Virtual Reality ist nicht nur eine faszinierende Technologie, sondern ein neues Medium, dessen am stärksten unterschätzter Aspekt derzeit vielleicht ist, dass jedes andere Medium (Games, Fernsehen, Film, das Internet) darin dargestellt werden kann - vernetzt, in sozialen Räumen mit Usern aus aller Welt. Wer einmal die Applikation Big Screen ausprobiert hat, in der man in einem virtuellen Büro sitzend auf die Computer von Usern sehen kann, die tausende Kilometer entfernt sind, oder mit einer Gruppe von Menschen in einer virtuellen Welt gemeinsam 3D-Designs konstruiert hat, weiß was ich meine.
BigScreen, Inc
Rift oder Vive
Die Entscheidung, welches der beiden konkurrierenden Systeme man bevorzugt, ist so schwierig, weil beide Headsets so bahnbrechend wie kostspielig sind. Um eine Entscheidung zu treffen, sind weniger die technischen Details wie Pixeldichte, Framerate und Fresnel-Linsen wichtig, sondern eher Aspekte wie Softwareangebot, Verwendung mit Sehhilfen und allgemeiner Tragekomfort.
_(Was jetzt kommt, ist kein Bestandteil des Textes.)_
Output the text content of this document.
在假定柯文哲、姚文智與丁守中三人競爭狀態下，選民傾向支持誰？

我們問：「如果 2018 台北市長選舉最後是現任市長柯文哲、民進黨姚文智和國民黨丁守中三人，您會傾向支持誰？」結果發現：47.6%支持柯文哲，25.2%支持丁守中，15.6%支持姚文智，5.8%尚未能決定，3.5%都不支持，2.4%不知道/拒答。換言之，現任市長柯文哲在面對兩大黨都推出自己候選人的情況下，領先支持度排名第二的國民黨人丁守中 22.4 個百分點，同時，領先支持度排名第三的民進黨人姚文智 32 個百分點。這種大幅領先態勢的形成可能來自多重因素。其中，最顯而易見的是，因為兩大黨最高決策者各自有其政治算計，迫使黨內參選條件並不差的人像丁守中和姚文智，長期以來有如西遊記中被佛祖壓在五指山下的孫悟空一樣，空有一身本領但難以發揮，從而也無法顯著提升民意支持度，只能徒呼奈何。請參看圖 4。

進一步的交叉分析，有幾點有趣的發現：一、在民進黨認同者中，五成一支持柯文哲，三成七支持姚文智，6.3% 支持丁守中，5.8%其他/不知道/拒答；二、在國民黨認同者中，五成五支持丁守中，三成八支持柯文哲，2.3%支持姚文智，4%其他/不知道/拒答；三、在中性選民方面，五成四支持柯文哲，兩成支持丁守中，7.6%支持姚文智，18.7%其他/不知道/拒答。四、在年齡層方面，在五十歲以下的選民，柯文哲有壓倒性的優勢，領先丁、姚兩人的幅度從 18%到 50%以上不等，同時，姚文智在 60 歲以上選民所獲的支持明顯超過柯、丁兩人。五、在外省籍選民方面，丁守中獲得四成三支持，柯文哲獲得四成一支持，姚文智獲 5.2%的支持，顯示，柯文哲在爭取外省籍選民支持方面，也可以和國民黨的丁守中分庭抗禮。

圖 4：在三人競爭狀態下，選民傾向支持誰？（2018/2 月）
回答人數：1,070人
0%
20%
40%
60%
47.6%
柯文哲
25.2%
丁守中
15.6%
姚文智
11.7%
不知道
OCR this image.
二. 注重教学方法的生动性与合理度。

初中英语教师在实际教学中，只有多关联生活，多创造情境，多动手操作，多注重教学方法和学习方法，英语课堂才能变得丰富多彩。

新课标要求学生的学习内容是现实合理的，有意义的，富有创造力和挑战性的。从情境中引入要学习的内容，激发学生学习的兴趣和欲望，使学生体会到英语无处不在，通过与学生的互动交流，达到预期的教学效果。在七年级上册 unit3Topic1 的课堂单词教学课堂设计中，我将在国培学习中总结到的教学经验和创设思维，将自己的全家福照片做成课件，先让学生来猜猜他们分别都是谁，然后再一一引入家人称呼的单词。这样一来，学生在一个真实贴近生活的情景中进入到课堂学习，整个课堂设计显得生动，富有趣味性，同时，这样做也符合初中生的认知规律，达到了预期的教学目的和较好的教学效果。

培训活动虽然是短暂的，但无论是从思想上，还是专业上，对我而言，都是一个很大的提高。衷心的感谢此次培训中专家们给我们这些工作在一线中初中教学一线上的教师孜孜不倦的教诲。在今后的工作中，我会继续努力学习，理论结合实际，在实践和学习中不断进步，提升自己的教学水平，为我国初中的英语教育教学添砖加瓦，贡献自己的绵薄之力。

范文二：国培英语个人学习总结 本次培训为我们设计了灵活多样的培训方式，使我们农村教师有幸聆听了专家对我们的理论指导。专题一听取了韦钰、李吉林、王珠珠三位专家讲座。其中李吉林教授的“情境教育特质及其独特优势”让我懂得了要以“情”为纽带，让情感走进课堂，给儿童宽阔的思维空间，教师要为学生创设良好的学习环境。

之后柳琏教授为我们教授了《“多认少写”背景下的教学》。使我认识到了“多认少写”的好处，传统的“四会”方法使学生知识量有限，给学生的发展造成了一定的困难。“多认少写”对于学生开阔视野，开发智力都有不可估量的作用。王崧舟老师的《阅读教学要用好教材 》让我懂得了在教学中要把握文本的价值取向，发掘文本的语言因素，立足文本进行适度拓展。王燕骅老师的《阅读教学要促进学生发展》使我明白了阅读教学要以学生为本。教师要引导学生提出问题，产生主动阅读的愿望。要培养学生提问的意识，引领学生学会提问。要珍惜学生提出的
Über letzteren hat Oculus viel nachgedacht - das merkt man beim Aufsetzen des neuen Rift sofort. Das Headset hat ein weiches Plastikgestell und wird beinahe wie eine Kappe auf den Kopf gesetzt. Keine Gummibänder ziehen an den Haaren, kein Druck erfolgt gegen das Gesicht - und weil auch die Kopfhörer bereits eingebaut sind gibt es weniger Gewurschtel: Nur ein einziges Kabel geht vom Headset zum PC.
Christoph Weiss
Das HTC Vive fühlt sich nicht ungemütlich, aber doch noch ein bisschen wie die früheren Entwicklerversionen von VR-Brillen an: Es ist schwerer als das Rift, man muss es enger aufs Gesicht schnallen, damit es hält. Vorteil für Brillenträger: Die Lesehilfe hat im größeren, schwereren Vive ein bisschen mehr Platz als im Rift. Interessantes Zusatzfeature des Vive: Eine eingebaute Kamera, dank der man - ohne das Headset abzunehmen - eine Ansicht des physischen Raums ins Bild schalten kann.
Aus dem HTC Vive kommen drei dicke Kabel heraus, die man beim Spielen hinterherzieht. Außerdem muss man auch noch einen Kopfhörer anschließen. Der Kabelsalat stört vor allem, weil man sich beim HTC Vive ja auch viel bewegt: Letzteres ist aber auch ein Vorteil des Vive.
Im Lieferumfang des Vive sind zwei Raumsensoren inkludiert, die in zwei gegenüberliegenden Zimmerecken installiert werden. Shooter wie der "Space Pirate Trainer" werden unter Einsatz des ganzen Körpers gespielt. Valves Gratisdemo "The Lab" versetzt den Spieler in Minigames, die teils mit dem Charme und Humor aus der "Portal"-Serie überzeugen. Manche dieser sogenannten "Room Scale"-Spiele setzen voraus, dass man eine Fläche von mindestens 2x2 Metern im Zimmer zur Verfügung hat - sinnvoll sind 5x4 Meter. Wer einen Hobbykeller oder ein großes Wohnzimmer hat, kommt damit wahrscheinlich zurecht, im durchschnittlichen Kinderzimmer wird es schon eng. In einigen Spielen kann man statt des Room-Scale- auf einen Standing-Modus umschalten, das ist aber nicht immer eine Option.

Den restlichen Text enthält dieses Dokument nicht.